Publishers Weekly - Publisher's Weekly
Melodrama substitutes for conflict in this heavy-handed novel set in Nazi Germany. At 13, Korinna Rehme is just like the other members of her girls' youth group: besotted with the Fhrer ("Hitler is the most wonderful man, Mother. Don't you think so?") and rabidly anti-Semitic. When she discovers that two Jews, a mother and young daughter, are hiding in her very own house, she is horrified at her parents' calumny. As Korinna weighs the possibility of turning her parents in, her best friend, Rita, begins to grow suspicious and starts laying a deadly trap for the Rehmes and their clandestine guests. Neither subtlety nor insight plays a part in these proceedings: Williams doesn't suggest the attractions of the Hitler youth groups or allow for the range of attitudes within these groups, described so persuasively in such memoirs as Ilse Koehn's Mischling, Second Degree or Hans Peter Richter's I Was There. Instead, the dilemmas faced by these characters come across to the reader as crystal-clear choices between good and evil. This type of simplification makes for bad historyand a flat read. Ages 9-13. (July)
School Library Journal
Gr 5-8Korinna, 13, loves her country and is active in the Jungmadel, Hitler's youth group for girls. When she learns that her parents are hiding Jews, she is shocked and angry. A series of events, including her reluctant, but growing attachment to the little girl hidden behind the wardrobe in her room, leads her to conclude that the price of being loyal to the Fatherland is too high. It is Korinna's quick thinking that saves the family during a night raid. The atmosphere and mood of the times are palpable, with Korinna and her family forced to flee Germany. If the characters are "types," such as the brave father, the nasty so-called "best" friend, and the vicious Gestapo agent, they are clearly drawn and appropriately employed in a fast-moving, believable plot with an inevitable ending.Amy Kellman, The Carnegie Library of Pittsburgh
Korinna is a loyal member of the Hitler Youth in Nazi Germany, and she is appalled to discover that her parents are hiding a Jewish family right there behind her own bedroom wall. Aren't Jews vermin? What if the authorities find out? Should she report her parents as traitors, as she has been taught to do? This novel won the Milkweed Prize for Children's Literature. The history is accurate, and the plot is dramatic; but, unfortunately, the writing is florid, with contrived dialogue and with tears and trembling on every page. The illustrations are awkward and superfluous. Instead of the understatement of Holocaust accounts like Leitner's "The Big Lie (1992), there's melodrama ("No more would she walk through the beautiful countryside. No more would she smell the sweet flowers of spring. No more . . ." ). Still, readers will be caught by the courage of the Righteous Gentile family and by the changes in Korinna as she gets to know these Jews as people. The ending is taut: Korinna and her parents must go into hiding behind someone else's bedroom wall.

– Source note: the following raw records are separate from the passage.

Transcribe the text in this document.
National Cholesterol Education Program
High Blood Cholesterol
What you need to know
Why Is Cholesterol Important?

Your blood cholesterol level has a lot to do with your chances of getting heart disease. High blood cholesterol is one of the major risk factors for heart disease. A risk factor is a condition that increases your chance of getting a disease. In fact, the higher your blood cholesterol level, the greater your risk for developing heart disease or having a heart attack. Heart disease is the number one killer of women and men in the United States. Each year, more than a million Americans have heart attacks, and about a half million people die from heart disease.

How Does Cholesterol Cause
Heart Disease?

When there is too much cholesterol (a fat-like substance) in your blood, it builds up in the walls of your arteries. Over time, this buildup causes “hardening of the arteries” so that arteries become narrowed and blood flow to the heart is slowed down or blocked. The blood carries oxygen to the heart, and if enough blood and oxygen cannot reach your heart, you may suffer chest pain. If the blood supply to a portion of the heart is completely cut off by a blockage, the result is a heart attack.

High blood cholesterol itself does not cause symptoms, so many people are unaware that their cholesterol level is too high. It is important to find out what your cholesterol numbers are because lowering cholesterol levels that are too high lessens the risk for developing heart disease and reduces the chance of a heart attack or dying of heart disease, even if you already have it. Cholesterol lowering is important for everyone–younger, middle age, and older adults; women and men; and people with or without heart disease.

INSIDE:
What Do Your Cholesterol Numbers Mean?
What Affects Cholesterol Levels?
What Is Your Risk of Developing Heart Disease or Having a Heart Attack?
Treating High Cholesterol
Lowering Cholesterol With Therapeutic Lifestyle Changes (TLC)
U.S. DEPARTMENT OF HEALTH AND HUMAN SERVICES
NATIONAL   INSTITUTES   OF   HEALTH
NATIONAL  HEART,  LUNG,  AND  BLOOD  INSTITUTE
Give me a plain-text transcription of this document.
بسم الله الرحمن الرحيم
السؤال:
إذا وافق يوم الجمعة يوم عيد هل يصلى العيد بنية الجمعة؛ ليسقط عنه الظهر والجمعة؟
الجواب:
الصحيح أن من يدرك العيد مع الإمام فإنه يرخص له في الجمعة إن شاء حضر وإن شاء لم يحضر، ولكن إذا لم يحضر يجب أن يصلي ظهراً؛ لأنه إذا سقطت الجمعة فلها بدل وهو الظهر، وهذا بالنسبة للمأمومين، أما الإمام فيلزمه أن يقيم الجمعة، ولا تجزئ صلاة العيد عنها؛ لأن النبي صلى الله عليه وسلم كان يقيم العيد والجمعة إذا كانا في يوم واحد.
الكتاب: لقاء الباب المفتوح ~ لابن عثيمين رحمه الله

A loyal member of Hitler's Jungmädel has some choices to make when she discovers that her parents are hiding a Jewish family.
Having uncritically accepted the pervading anti-Semitism and faithfully parroted its slogans, Korinna, 11, is horrified when her wardrobe swings back to reveal Sophie Krugmann and Rachel, her 5-year-old daughter, in a secret room. Does Korinna believe in the party line strongly enough to turn in her own mother and father? In the agony of indecision, Korinna skips school, loses sleep, and arouses the suspicions of her best friend, Rita, whose brother is a Gestapo agent; meanwhile, reluctantly succumbing to Rachel's charms and thinking about how Jews and anyone who associates with them are being brutalized, her attitudes begin to change. Williams (The Long Silk Strand, 1995, etc.) has her young characters obediently repeating patriotic Nazi slogans and promises, but presents counterarguments more subtly, by simply showing the Gestapo's cruelty, Sophie's bitterness and exhaustion, Rachel's fear, and the general climate of repression. In the end, Rita betrays Korinna, but then warns her of the impending raid; the Krugmanns are spirited away just in time, and Korinna's family must also go into hiding. Confusingly, Williams's suggestion in the afterword that freedom may be more important than love isn't a theme she develops in the story, but she pays stirring tribute to the courage and ingenuity some outwardly ordinary people showed in those dark days. With scattered, stiff b&w illustrations.